Low natural gas prices have finally brought the decade-long shale gas boom in Appalachia to a halt.
Gas production in Appalachia declined by about 1 billion cubic feet per day (Bcf/d) over the past 30 days, bringing output down to an average of 32.7 Bcf/d, according to S&P Global Platts Analytics. That helped drag down overall U.S. gas production to 91.8 Bcf/d, a 1.7 percent decline from 93.4 Bcf/d in November.
The Permian hogs a lot of attention in the press, but the Marcellus shale has been growing at a blistering rate for about a decade.
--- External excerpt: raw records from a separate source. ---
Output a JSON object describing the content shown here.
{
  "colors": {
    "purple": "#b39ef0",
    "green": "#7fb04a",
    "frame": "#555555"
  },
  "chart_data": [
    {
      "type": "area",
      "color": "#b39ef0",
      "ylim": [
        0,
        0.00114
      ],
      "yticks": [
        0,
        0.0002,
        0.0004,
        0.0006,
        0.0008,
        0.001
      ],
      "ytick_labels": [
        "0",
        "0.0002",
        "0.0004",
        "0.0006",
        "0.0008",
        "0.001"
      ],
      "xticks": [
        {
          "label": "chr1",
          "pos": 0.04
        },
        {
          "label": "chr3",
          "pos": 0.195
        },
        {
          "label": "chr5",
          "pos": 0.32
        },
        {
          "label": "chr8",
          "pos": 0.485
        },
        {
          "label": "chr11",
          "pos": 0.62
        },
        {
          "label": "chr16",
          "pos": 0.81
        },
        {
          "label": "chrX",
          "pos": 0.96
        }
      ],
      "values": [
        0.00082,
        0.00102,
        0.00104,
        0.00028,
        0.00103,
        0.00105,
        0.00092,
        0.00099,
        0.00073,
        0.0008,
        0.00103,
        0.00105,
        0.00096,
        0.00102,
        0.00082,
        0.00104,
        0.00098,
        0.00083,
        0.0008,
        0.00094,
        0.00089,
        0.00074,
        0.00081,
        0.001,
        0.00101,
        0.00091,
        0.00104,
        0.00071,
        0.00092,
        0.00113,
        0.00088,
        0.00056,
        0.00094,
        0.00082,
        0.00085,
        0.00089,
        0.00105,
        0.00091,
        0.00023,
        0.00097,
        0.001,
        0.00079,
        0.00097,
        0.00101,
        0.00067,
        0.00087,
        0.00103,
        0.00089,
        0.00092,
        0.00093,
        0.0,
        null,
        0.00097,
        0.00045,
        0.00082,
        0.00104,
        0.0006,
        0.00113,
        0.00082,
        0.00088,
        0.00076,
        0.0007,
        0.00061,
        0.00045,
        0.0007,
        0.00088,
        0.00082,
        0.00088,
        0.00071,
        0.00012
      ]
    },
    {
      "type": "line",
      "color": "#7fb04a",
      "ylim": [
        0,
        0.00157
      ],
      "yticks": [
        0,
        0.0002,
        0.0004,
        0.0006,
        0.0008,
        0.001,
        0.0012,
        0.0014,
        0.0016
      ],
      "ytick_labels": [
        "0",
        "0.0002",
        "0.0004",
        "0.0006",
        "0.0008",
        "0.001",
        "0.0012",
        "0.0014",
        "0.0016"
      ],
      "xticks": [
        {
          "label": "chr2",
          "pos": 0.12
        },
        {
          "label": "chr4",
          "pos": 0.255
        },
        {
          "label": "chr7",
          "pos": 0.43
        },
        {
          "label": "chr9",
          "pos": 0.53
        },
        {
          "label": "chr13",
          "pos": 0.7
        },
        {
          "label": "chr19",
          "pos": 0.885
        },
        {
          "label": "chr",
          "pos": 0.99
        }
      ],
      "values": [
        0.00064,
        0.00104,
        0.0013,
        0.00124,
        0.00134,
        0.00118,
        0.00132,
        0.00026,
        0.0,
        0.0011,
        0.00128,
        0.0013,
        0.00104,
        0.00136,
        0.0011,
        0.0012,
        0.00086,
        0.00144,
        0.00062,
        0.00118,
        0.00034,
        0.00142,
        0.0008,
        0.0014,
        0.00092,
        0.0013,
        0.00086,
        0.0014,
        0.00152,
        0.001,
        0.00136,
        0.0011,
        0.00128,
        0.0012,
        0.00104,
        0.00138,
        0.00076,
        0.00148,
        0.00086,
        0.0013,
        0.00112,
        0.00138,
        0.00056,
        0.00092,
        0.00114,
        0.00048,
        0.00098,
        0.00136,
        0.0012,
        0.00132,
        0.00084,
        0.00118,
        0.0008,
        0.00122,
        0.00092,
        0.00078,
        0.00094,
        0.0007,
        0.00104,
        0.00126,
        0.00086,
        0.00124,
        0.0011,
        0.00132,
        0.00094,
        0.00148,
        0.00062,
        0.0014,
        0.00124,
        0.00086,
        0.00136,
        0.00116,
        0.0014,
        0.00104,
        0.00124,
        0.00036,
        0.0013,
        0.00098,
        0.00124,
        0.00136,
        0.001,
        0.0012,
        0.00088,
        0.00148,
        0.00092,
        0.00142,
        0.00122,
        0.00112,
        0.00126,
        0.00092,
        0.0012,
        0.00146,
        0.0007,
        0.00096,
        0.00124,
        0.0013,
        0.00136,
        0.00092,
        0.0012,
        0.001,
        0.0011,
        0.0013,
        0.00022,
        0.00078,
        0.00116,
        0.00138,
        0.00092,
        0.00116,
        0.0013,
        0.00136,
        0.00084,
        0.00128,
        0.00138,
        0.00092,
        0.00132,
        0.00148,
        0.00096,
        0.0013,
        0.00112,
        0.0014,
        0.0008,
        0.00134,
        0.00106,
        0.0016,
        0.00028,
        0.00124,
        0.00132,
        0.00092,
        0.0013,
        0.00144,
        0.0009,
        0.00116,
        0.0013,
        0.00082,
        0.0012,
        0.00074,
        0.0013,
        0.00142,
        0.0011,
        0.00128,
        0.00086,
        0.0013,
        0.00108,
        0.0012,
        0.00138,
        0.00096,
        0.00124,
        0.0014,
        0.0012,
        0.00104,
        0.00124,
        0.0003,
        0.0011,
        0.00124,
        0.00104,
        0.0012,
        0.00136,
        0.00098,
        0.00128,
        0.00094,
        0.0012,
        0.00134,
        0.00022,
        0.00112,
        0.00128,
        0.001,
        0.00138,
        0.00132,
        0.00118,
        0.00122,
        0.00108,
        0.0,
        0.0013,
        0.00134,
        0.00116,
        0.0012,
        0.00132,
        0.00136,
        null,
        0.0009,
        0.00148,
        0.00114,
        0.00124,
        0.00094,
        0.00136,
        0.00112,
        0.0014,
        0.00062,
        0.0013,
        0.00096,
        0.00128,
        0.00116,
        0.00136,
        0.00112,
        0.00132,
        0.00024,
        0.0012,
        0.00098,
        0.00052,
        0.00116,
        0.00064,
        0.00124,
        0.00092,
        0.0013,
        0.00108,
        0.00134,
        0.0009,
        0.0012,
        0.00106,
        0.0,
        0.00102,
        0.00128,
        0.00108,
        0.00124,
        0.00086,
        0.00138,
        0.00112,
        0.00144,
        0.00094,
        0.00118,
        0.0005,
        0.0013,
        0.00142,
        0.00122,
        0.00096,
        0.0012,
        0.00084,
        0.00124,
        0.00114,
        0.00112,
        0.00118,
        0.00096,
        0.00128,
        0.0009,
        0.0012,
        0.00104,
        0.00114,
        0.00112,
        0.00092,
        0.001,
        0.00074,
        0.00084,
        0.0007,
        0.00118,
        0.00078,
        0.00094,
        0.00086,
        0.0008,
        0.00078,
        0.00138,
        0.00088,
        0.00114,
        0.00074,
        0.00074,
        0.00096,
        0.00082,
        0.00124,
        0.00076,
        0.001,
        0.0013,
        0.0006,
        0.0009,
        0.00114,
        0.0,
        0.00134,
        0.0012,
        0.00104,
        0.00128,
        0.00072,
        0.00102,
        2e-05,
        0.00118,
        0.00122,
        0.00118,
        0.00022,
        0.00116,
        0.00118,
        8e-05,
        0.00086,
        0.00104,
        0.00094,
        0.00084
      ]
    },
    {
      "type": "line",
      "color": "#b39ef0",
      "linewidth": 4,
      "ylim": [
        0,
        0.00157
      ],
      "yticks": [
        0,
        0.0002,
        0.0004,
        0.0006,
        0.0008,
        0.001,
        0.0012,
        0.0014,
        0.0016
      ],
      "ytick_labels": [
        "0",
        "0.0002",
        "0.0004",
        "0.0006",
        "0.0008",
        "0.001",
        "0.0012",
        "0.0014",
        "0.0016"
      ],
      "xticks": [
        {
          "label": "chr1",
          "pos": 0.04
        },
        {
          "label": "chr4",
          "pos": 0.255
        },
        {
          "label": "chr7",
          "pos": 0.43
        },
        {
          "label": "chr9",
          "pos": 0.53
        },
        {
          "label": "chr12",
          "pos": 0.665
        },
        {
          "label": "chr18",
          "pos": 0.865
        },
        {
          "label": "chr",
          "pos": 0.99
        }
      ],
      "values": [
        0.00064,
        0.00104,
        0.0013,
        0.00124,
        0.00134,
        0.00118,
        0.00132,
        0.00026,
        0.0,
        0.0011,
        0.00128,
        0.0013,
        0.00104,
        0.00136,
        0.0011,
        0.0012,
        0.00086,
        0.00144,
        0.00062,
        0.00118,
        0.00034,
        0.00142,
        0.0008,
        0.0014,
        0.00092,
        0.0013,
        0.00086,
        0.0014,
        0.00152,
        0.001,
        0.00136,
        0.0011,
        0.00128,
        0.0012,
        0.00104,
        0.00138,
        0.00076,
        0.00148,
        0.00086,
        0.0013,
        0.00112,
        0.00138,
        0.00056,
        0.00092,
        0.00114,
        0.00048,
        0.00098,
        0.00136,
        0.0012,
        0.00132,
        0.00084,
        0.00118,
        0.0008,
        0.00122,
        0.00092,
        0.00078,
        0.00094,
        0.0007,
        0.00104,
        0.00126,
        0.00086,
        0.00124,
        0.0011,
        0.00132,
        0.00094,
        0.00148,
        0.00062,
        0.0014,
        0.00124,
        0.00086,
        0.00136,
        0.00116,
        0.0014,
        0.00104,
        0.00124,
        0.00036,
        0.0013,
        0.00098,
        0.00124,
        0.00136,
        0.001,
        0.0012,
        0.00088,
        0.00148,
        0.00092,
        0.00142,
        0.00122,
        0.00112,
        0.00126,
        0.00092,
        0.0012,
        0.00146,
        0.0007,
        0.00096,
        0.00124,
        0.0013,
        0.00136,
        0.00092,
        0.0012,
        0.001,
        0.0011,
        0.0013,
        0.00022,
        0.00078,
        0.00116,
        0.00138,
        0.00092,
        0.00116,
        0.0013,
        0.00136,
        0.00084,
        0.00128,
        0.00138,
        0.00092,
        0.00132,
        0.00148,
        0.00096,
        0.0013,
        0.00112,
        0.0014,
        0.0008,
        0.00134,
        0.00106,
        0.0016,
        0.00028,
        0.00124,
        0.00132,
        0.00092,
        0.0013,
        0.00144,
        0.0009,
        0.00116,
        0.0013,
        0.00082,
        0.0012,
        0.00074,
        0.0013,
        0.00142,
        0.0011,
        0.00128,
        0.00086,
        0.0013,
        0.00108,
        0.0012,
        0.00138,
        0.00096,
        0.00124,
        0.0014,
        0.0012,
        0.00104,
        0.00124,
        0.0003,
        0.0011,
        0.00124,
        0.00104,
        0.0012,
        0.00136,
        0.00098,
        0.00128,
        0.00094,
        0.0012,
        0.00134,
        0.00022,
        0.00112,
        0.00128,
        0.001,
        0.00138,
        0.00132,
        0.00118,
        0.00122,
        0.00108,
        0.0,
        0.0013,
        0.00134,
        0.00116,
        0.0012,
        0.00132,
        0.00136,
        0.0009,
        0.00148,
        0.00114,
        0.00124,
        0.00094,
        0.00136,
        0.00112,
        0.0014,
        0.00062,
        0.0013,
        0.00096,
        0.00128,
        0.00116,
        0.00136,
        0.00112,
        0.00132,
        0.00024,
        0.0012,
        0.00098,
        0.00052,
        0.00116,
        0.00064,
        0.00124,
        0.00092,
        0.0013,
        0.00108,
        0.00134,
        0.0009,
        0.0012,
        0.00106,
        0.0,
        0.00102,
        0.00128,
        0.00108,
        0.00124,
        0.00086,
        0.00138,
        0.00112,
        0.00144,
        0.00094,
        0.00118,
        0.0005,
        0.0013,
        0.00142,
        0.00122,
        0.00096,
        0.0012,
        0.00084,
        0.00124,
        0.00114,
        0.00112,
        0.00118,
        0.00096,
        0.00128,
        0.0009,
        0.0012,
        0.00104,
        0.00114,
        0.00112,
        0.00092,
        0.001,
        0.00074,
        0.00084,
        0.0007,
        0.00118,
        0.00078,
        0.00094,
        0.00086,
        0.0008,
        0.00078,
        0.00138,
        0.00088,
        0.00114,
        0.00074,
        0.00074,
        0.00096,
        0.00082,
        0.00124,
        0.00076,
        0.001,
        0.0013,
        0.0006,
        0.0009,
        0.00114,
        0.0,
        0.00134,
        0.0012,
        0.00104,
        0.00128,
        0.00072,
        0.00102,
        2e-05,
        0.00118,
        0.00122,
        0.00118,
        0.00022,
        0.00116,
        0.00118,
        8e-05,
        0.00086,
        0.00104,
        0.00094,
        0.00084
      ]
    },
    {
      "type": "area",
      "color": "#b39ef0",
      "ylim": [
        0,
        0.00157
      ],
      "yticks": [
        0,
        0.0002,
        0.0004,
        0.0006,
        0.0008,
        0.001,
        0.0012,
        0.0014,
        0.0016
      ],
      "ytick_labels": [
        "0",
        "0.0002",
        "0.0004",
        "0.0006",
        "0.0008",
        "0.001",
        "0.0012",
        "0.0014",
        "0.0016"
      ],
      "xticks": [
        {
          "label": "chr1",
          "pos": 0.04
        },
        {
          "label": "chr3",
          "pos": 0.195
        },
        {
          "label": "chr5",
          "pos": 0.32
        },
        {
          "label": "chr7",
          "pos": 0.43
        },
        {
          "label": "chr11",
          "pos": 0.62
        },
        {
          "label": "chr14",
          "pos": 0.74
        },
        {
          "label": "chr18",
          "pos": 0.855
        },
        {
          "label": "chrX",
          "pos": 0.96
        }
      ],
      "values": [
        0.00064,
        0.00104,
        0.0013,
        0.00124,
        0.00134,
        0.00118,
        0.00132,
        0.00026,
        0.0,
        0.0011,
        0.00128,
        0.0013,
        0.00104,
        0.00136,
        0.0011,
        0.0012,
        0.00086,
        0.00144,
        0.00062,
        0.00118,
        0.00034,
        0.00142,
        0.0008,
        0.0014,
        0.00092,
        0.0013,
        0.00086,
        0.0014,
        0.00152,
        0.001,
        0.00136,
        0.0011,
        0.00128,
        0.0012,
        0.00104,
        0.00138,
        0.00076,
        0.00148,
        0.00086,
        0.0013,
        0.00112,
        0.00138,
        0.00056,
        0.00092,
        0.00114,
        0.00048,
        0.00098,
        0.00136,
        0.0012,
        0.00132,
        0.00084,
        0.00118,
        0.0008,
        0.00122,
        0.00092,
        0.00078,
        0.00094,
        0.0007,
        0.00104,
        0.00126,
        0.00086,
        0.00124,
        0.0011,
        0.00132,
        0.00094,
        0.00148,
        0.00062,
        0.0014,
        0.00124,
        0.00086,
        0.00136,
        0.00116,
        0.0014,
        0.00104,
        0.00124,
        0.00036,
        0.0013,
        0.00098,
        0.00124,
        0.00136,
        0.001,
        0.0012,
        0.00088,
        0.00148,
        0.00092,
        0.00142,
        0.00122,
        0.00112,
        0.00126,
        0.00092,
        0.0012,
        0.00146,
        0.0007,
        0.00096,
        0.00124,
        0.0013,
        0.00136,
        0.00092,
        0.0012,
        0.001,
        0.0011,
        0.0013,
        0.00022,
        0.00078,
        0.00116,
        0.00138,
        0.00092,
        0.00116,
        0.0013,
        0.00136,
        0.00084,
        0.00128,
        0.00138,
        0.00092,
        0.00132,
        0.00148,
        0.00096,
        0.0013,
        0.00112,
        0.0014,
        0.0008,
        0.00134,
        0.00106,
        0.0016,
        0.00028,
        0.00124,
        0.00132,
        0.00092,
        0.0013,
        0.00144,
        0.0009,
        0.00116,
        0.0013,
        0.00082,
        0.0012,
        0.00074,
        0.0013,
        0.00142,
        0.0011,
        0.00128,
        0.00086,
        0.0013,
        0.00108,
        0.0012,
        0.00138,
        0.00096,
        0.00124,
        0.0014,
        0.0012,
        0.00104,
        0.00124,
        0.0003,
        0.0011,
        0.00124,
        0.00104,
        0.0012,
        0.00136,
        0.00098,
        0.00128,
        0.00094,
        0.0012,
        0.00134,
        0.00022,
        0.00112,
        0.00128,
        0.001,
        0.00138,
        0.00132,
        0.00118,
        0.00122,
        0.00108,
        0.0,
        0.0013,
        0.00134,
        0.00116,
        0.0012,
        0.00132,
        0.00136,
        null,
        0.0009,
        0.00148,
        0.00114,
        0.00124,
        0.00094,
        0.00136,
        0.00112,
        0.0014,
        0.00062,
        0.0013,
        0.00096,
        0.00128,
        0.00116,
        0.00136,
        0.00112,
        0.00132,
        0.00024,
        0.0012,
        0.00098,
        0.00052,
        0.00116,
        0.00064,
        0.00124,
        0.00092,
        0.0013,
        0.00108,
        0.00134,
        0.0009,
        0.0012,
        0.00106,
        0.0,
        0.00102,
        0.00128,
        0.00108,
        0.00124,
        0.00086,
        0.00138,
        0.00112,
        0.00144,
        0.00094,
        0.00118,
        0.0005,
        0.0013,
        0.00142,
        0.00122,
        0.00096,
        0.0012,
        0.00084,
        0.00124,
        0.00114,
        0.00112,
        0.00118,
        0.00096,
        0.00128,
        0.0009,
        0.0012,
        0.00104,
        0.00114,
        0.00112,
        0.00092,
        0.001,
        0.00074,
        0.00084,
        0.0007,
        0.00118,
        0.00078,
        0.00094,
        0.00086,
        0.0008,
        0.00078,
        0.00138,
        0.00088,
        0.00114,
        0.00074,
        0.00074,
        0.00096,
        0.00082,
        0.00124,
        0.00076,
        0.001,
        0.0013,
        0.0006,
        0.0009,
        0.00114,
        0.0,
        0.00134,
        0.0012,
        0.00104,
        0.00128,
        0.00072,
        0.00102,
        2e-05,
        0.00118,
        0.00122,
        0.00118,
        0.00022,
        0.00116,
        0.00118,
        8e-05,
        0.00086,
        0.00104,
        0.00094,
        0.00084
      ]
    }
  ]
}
That is now coming to an end as the shale gas industry struggles with oversupply and low prices, lack of profits, debt, investor skepticism and also competition from associated gas in the Permian.
Natural gas prices fell sharply last year, ending the year down more than 25 percent. The rig count in the Marcellus fell by 1 last week, dropping the total to 40. Eight months ago there were 65 rigs operating in the area.
Front-month gas contracts are trading at about $2.12/MMBtu, although at the wellhead prices can be much weaker. S&P said that prices at Dominion South, a hub in the Marcellus, have averaged just $1.78/MMBtu in the past month. S&P says that average breakeven prices are $1.80/MMBtu, but that likely understates the price level that drillers need, given the struggles that many have gone through.
“Gas prices are down. It has a big impact, the difference between $2.75 gas and $2.50 gas,” Toby Rice, EQT’s new president and CEO, told the West Virginian legislature in December “A lot of this development doesn’t work as well at $2.50 gas.”
An IEEFA analysis from last November found that seven of the largest producers in Appalachia spent nearly a half billion dollars more than they generated in the third quarter. With natural gas prices wallowing down close to $2/MMBtu, the cash burn rate may grow worse, unless the spending cuts continue.
Range Resources announced on January 6 that it would take an ax to its spending plans, cutting capex by 29 percent for 2020 compared to last year’s levels. The company also suspended its dividend, saving $20 million annually, so that it can allocate more money to paying off debt. Fortunately for Range, the company managed to hedge 60 percent of its output this year at an average price of $2.64/MMBtu.
Chevron recently announced a write down on the order of $11 billion for the fourth quarter, with its assets in Appalachia the principle cause.
The situation in the Appalachia is worse than for oil drillers in North Dakota, Colorado or Texas. To be sure, unconventional oil drilling is also riddled with financial problems and is based on a questionable business model. Oil wells still suffer from steep decline rates.
But the underlying commodity is faring better. That is, oil prices rose last year and gas prices declined. Moreover, while oil could just easily decline this year, it has better odds of an unexpected rally than gas does. In fact, the two commodities have been on “divergent paths,” as Reuters put it. The oil-to-gas price ratio recently hit 30:1, the highest ratio since 2013. Over the past five years, the ratio has averaged 19:1, but it really shot up in 2019 as oil and gas went in different directions.
There is little reason to think that they will converge this year. Speculators recently staked out bullish bets on oil (although that likely fell back after the U.S.-Iran de-escalation) and have increased bearish bets on gas.
“Speculative positioning in natural gas remains the most negative across the main metals, energy and agricultural futures market contracts,” Standard Chartered wrote in a note.
The other thing working against natural gas – and is a big problem for Appalachian gas drillers – is that associated gas production in the Permian is expected to continue to rise. Associate gas from the Permian now rivals that of the Marcellus, and crucially, output is not sensitive to price since it is not the primary objective of companies operating there.
It’s not clear if gas production in the Marcellus will continue to decline – analysts see it stabilizing – but at the very least, the drilling boom has come to an end.